Di Afghanistan inilah Mohamed Nasir melaksanakan pelatihan militer dan persenjataan hingga menjadi guru di sana. Setelah itu ia menjadi Ketua Jama’ah Islamiyah Wilayah Timur yang meliputi Afghanistan dan Asia tenggara termasuk Indonesia. Ia menjadi koordinator atas aksi penyerangan dan teror di berbagai daerah. Hingga akhirnya ia tertangkap di Indonesia dan menyadari bahwa hal tersebut tidak benar, sehingga bisa kembali menuju jalan yang lurus.
Terorisme dan Radikalisme Bukan Hal Baru
Dalam materinya, Mohamed Nasir Abbas mengatakan bahwa terorisme sebenarnya bukan hal yang baru. Aksi teror sudah terjadi bahkan jauh sebelum tragedi bom Bali yang terkenal.
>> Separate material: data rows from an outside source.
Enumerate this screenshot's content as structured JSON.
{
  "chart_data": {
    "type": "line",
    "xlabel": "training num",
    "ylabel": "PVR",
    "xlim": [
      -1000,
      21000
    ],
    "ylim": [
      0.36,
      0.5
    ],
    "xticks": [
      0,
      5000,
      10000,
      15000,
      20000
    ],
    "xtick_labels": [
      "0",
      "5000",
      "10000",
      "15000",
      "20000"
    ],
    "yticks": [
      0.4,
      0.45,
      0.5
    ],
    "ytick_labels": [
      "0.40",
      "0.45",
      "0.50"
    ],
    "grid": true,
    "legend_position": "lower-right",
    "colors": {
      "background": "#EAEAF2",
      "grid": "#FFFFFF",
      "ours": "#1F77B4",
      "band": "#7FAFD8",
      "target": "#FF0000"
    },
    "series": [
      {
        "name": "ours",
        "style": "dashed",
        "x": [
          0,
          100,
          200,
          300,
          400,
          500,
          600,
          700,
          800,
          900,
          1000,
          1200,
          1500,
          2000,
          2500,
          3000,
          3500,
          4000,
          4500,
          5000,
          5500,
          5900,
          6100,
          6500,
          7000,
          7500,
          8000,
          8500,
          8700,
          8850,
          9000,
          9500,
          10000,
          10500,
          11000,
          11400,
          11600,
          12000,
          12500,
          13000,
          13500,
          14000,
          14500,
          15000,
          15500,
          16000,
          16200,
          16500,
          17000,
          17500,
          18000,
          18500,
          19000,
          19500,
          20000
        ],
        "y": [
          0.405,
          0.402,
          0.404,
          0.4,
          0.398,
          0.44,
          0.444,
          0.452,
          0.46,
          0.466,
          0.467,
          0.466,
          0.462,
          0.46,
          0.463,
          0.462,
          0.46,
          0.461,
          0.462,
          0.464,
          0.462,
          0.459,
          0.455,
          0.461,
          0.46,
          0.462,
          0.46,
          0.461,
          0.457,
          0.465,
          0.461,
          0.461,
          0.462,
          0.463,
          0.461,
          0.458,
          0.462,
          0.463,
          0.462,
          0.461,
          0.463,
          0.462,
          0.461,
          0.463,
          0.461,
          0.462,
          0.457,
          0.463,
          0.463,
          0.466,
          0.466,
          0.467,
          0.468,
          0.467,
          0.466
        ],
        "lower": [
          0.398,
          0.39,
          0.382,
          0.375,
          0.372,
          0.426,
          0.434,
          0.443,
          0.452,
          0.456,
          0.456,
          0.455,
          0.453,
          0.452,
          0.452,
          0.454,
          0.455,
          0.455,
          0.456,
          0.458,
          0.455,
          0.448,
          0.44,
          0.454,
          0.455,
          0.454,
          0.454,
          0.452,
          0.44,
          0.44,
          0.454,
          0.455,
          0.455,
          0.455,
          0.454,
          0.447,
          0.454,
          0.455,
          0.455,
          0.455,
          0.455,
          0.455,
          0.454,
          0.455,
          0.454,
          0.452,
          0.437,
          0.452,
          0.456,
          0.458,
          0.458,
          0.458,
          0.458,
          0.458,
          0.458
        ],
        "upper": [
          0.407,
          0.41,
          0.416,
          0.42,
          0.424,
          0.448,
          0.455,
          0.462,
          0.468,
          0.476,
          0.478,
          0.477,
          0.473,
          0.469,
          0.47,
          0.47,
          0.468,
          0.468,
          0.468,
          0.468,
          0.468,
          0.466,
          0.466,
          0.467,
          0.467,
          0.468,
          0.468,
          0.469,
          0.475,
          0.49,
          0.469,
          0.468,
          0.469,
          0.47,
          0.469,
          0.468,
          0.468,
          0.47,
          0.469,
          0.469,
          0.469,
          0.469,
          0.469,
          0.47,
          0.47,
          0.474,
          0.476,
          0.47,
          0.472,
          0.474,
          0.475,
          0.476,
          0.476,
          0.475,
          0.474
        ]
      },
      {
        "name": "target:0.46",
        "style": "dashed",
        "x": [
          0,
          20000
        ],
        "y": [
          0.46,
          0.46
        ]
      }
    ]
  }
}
Ia juga menyampaikan bahwa terorisme berasal dari kegagalan seseorang memhami perbedaan yang kemudian menjadikannya intoleran terhadap perbedaan dan berujung menjadi aksi teror.
Tak hanya itu, ia juga menyampaikan runtutan seseorang menjadi teroris. Berikut adalah urutannya:
Pertama, Gagal Paham.
Seorang teroris biasanya berasal dari pribadi yang terlalu kuat memegang keyakinan dan menganggap semua hal yang berbeda dengan keyakinannya adalah salah. Hal ini hanya ia lakukan dalam hati saja.
Kedua, Intoleran.
Setelah ia tidak bisa menerima perbedaan tersebut ia akan menjadi sosok yang intoleran. Dia akan mudah menyalahkan segala sesuatu yang bersimpangan dengan pahammnya. Tidak hanya dalam bentuk pikiran tapi juga menggunakan perbuatan.
Ketiga, Radikal.
Tahap selanjutnya adalah ia akan memiliki paham radikal. Ia tidak hanya menyalahkan orang-orang di sekitarnya, tetapi juga ingin mengubah sistem negara tempatnya tinggal menjadi sistem yang berpatokan pada Al-Qur’an dan Hadis.
Keempat, Teroris.
Fase terakhir tentunya adalah munculnya kegiatan teror dari orang tersebut. Karena ia meyakini bahwa sebuah negara harus berjalan seseuai Al-Qur’an dan hadis. Oleh karena itu ia akan mudah mengeluarkan kata “kafir” dan menyerukan jihad kepada orang-orang yang memiliki pemahaman sama.
Di akhir materi, Mohamed Nasir mengatakan, “Jihad tidak salah, penggunaan katanya yang salah.” Hal ini memang benar adanya. Seandainya jihad adalah hal yang salah, tentu saja tidak akan disyariatkan.
Semoga kita bisa mendeteksi kemunculan paham-paham radikal di daerah kita dan terhindar darinya. Namun, “semoga” yang lebih besar dari itu adalah kemunculan paham-paham demikian tidak terjadi di daerah kita.